As producer of Medúlla, Björk directed the eclectic ensemble she had cherry-picked: "I liked all of us to make any special noises we could on the new album," she says.

"Sometimes there’s a kind of weave or blend where nobody is more important than anybody else; other times I wanted each singer to have a sort of solo."

Listen out, then, for angelic and demonic sounds, for erotic, exotic and comedic sounds; for human takes on insects, birds, and drum-loops, whistling, joyous abandon and moments of sublime grace.

On Vokuro, she and a 20-piece choir reinvent a timeless-sounding composition that septuagenarian Icelandic composer Jórunn Vidar originally wrote at the piano.

"It was actually pretty easy to change," says Björk, mapping-out the octaves of a piano keyboard on the table in front of her. "The soprano, alto, tenor and bass parts were already there."

While on the volcanic island of La Gomera, one of the least touristy spots in The Canaries, Björk strolled alone, singing at the top of her voice.

Her pal, Richard ‘Aphex Twin’ James, had tipped her off about an invaluable little gizmo that she carried with her at all times:

"Basically, it enables you to record layers of vocals while walking outside," she says. Hence La Gomera’s flora and fauna witnessed an early version of The Pleasure Is All Mine.

Between the end of the Vespertine tour and starting on Medúlla, Björk had kept busy, as she emphatically does.

Her Greatest Hits and Family Tree sets were anything but perfunctory stop-gaps, the former subject to much careful deliberation, and the latter’s six, treasure-laden CDs and beautifully designed packaging knocking spots off your typical box-set.
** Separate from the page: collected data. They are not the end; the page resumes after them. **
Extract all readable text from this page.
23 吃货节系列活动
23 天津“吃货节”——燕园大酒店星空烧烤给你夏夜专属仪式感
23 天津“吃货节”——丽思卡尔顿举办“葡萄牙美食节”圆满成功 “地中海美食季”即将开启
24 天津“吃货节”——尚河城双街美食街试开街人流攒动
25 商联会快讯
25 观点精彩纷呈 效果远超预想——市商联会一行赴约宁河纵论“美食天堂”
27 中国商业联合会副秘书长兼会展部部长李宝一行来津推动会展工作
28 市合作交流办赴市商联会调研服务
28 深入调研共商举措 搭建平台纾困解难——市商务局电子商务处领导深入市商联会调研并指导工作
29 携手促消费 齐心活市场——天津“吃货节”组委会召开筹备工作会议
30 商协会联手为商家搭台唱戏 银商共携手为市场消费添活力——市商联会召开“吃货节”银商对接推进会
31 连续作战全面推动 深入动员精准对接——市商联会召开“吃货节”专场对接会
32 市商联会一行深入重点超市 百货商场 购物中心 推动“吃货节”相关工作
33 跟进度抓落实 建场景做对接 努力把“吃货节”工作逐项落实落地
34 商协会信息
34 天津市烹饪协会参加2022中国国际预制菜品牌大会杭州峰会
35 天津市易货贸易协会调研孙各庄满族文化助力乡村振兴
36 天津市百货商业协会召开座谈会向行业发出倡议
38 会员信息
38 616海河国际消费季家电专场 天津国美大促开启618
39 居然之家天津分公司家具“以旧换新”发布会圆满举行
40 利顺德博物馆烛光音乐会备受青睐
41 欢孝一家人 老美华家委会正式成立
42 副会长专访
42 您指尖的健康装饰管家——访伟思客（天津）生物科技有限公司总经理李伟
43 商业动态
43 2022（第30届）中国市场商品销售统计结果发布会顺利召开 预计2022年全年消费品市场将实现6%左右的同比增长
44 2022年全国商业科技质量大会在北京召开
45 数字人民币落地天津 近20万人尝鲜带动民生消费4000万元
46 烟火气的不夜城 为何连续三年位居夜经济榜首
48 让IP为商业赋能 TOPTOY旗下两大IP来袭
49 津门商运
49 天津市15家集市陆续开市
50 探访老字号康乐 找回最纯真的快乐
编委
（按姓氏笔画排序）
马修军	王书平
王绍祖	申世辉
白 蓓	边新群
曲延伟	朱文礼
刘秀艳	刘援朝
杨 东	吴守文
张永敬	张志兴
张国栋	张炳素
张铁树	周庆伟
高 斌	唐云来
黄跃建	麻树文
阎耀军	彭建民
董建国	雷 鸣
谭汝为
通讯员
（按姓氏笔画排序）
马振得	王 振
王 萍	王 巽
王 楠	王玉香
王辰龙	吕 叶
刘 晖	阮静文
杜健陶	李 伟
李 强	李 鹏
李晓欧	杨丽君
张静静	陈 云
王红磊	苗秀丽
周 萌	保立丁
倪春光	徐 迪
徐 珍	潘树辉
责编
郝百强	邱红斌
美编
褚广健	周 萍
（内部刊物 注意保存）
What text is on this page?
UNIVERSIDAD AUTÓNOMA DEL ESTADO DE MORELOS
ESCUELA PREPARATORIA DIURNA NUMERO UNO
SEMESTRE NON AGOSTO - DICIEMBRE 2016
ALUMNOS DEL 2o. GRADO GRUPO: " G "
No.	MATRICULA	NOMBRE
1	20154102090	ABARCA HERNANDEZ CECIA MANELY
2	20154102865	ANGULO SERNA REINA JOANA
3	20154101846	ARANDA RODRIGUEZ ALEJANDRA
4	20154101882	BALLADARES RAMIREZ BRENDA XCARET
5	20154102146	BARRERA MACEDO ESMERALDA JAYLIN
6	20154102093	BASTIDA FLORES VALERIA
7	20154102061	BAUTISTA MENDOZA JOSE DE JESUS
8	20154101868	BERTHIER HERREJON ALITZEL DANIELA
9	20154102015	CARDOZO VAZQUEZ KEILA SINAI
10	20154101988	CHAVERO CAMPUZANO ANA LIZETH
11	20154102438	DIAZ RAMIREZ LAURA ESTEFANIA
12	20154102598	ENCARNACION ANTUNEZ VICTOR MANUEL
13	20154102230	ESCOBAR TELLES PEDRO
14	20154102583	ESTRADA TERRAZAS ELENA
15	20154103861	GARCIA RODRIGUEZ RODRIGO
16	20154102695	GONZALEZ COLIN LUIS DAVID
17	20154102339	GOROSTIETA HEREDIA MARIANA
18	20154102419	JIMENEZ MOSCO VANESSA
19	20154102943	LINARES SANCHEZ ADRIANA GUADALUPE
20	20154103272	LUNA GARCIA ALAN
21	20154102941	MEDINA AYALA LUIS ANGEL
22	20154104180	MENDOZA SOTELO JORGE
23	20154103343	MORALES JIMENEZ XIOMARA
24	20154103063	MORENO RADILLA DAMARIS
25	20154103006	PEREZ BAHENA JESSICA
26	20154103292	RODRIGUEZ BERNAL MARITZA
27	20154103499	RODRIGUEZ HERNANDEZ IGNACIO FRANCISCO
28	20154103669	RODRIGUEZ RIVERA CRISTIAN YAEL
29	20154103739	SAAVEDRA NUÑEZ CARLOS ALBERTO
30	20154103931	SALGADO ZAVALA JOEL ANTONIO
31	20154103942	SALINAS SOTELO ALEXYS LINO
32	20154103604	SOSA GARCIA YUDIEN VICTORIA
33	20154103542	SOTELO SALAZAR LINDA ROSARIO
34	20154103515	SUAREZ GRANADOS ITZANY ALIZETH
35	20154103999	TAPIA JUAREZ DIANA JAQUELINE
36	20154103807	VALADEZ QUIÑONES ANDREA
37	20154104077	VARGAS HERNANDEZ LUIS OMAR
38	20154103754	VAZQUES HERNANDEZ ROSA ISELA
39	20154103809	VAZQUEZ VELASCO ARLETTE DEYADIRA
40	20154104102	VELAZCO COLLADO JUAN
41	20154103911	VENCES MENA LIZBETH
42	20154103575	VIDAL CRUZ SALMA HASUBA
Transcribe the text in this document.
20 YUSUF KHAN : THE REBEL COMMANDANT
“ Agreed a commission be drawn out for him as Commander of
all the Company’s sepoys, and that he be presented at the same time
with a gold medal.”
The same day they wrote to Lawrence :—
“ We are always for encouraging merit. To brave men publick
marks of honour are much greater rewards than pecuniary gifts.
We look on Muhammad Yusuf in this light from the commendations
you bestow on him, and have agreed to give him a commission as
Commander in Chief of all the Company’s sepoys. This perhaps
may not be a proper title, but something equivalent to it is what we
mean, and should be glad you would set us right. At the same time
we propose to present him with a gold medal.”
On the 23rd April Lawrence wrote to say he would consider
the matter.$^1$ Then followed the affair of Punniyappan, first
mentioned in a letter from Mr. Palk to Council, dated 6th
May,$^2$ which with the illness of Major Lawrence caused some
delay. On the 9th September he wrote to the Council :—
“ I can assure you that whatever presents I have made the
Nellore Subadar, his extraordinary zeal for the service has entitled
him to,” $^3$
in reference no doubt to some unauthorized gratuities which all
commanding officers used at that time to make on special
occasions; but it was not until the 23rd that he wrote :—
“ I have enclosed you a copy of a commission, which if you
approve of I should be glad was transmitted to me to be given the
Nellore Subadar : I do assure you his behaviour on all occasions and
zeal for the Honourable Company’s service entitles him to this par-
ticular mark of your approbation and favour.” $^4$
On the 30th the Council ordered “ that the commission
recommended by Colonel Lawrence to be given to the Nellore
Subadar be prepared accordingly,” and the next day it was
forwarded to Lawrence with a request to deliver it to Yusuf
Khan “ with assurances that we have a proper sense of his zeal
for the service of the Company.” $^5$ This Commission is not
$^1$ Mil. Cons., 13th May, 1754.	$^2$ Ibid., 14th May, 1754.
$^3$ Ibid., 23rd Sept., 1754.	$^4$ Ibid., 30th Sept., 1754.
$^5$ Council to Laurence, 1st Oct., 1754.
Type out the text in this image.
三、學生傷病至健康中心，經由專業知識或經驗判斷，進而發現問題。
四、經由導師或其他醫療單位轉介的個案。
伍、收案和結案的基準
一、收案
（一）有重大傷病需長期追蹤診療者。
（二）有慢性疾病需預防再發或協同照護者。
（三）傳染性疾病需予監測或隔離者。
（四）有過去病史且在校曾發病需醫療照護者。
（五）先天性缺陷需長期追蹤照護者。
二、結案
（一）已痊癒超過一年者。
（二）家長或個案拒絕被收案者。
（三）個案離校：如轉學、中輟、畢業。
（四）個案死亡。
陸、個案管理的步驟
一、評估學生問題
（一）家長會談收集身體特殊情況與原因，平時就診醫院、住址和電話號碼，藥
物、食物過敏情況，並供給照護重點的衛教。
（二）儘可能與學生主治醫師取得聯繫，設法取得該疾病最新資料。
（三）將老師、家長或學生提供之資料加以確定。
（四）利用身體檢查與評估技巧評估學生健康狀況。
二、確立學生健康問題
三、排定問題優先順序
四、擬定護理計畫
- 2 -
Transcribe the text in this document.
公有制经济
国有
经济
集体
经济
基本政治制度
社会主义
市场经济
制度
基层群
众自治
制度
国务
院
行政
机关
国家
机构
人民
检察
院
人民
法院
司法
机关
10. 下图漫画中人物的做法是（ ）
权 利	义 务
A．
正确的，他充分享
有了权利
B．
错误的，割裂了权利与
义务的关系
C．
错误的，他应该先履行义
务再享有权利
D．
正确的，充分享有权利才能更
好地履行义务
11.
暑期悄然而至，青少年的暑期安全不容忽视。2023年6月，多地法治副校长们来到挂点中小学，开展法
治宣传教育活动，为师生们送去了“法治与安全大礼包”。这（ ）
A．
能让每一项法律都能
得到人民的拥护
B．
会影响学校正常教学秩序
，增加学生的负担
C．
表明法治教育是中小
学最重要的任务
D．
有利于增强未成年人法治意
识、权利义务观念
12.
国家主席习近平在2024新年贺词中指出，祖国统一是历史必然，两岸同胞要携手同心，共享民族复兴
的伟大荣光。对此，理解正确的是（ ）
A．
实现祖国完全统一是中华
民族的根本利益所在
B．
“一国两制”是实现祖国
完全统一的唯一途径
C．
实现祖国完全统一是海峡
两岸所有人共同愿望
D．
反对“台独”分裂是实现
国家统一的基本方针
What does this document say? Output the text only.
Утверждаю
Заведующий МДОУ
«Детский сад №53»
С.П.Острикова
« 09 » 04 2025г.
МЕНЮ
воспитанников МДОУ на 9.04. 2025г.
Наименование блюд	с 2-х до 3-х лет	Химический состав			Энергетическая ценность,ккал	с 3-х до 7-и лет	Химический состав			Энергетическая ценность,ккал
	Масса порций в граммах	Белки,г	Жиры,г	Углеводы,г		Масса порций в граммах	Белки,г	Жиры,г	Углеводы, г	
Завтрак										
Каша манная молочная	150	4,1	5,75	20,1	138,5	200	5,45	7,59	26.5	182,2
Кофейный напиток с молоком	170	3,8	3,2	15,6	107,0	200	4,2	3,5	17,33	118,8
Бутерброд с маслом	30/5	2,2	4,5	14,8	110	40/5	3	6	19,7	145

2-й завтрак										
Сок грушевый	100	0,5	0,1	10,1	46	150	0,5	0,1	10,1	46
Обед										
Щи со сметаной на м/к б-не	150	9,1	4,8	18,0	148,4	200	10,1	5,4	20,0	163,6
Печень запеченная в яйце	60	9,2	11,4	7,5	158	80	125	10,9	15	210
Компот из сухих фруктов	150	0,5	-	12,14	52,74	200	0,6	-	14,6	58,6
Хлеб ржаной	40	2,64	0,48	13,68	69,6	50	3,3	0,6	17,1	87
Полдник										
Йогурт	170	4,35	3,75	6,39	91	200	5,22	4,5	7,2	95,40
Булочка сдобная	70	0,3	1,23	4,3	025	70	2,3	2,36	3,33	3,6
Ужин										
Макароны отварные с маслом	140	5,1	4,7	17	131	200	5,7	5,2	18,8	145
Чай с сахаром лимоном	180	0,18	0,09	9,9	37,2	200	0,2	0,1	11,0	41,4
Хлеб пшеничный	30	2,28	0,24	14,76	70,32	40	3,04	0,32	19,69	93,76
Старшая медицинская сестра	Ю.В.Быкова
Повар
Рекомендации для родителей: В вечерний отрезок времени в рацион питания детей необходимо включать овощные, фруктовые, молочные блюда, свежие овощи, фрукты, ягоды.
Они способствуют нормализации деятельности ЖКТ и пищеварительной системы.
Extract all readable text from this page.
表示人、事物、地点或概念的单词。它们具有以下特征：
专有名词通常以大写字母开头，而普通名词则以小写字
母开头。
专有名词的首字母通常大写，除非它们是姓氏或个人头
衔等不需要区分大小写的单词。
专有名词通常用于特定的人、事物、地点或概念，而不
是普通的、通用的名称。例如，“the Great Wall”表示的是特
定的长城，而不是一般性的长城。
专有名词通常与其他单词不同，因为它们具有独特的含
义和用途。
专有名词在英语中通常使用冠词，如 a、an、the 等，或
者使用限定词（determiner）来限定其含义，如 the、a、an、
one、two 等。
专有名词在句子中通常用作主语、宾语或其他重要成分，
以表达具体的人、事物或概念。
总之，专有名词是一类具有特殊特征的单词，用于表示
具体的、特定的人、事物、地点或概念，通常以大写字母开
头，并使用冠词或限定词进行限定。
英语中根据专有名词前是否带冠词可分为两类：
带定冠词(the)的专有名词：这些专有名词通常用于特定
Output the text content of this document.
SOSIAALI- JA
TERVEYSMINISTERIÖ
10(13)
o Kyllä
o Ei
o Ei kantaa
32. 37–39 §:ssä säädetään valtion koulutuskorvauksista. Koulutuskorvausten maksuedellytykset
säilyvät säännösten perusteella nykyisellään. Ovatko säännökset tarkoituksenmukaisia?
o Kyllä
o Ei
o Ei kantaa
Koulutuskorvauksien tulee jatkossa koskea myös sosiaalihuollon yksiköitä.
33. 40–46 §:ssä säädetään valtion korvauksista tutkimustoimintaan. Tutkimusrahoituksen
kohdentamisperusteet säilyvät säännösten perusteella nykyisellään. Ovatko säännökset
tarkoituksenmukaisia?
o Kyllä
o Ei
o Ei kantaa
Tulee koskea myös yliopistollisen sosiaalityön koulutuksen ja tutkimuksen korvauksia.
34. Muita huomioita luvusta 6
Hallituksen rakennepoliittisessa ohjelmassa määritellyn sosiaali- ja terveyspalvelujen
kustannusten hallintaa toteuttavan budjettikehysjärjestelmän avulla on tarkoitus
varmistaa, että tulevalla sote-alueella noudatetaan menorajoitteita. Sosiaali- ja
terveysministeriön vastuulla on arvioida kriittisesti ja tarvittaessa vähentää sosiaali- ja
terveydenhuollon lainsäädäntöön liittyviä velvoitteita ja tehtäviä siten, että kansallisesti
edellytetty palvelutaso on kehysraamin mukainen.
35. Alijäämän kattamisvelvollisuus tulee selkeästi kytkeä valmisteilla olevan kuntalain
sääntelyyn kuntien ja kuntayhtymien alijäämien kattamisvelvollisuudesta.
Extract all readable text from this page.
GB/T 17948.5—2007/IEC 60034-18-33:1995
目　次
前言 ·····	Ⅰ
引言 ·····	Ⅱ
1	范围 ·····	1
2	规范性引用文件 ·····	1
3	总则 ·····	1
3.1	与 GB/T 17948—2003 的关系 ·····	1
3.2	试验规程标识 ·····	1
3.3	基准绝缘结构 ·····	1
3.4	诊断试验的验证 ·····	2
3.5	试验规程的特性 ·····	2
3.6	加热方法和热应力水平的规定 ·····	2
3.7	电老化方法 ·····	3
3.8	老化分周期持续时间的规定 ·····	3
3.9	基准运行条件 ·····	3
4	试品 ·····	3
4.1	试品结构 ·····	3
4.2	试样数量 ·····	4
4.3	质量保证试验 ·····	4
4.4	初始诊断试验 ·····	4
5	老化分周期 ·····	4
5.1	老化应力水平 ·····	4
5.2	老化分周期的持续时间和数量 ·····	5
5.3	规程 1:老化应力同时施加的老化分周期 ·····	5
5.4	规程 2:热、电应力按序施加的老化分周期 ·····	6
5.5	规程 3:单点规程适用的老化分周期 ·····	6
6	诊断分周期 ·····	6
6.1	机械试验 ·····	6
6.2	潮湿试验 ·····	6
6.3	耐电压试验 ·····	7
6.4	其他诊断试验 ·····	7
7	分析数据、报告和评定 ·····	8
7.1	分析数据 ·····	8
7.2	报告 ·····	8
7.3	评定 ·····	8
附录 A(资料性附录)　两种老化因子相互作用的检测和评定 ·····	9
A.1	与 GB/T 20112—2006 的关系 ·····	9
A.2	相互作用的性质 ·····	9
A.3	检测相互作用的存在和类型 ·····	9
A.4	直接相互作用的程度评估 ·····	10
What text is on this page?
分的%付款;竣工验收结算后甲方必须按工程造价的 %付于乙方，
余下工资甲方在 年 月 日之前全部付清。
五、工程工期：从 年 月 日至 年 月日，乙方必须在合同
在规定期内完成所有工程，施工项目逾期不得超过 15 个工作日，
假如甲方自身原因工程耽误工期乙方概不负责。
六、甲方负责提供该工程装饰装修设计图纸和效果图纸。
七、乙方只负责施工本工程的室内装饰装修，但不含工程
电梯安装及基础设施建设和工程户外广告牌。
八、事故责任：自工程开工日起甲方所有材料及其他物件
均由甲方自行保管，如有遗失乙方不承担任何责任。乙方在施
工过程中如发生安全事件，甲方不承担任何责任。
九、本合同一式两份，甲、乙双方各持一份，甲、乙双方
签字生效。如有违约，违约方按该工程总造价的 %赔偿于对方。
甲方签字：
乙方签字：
A word now about Björk’s album title: Medúlla’s title, like that of Vespertine, is as thought provoking as it is appropriate.

Here’s Björk on the matter: "I was going to call the album Ink, because I wanted it to be like that black, 5,000 year-old blood that’s inside us all; an ancient spirit that’s passionate and dark, a spirit that survives.

"Something in me wanted to leave out civilisation, to rewind to before it all happened and work out, ‘Where is the human soul? What if we do without civilisation and religion and patriotism, without the stuff that has gone wrong?’

"When I first moved to New York there was room for immigrants and eccentrics and whoever, then suddenly it became the most scarily patriotic place on earth.

"Then, I got drunk – surprise! - with my artist friend, Gabriella, and she came up with the title Medúlla. It basically means ‘marrow’ in medical language, in Latin.

"Not just you’re bone marrow, but marrow in the kidneys and marrow in your hair, too. It’s about getting to the essence of something. And with this album being all vocals, that made sense."

Like the aforementioned Vespertine, or SelmaSongs, Björk’s soundtrack to 2000’s Dancer In The Dark, Medúlla is designed to transport the listener to another magical and unique world.

"There are lot of little things about this record that seem to fit together," concludes Björk, "and it feels good to trust nature and my subconscious.

"You start some kind of universe, and because you’re doing it from the right place, it completes itself. I definitely feel that I’m getting better at what I do, too. Not that it’s good, necessarily; just that there is an improvement.

"The best thing, maybe, is that I’m enjoying all those little nuances with people, all those micro-moments that I used to think were just pauses between real life."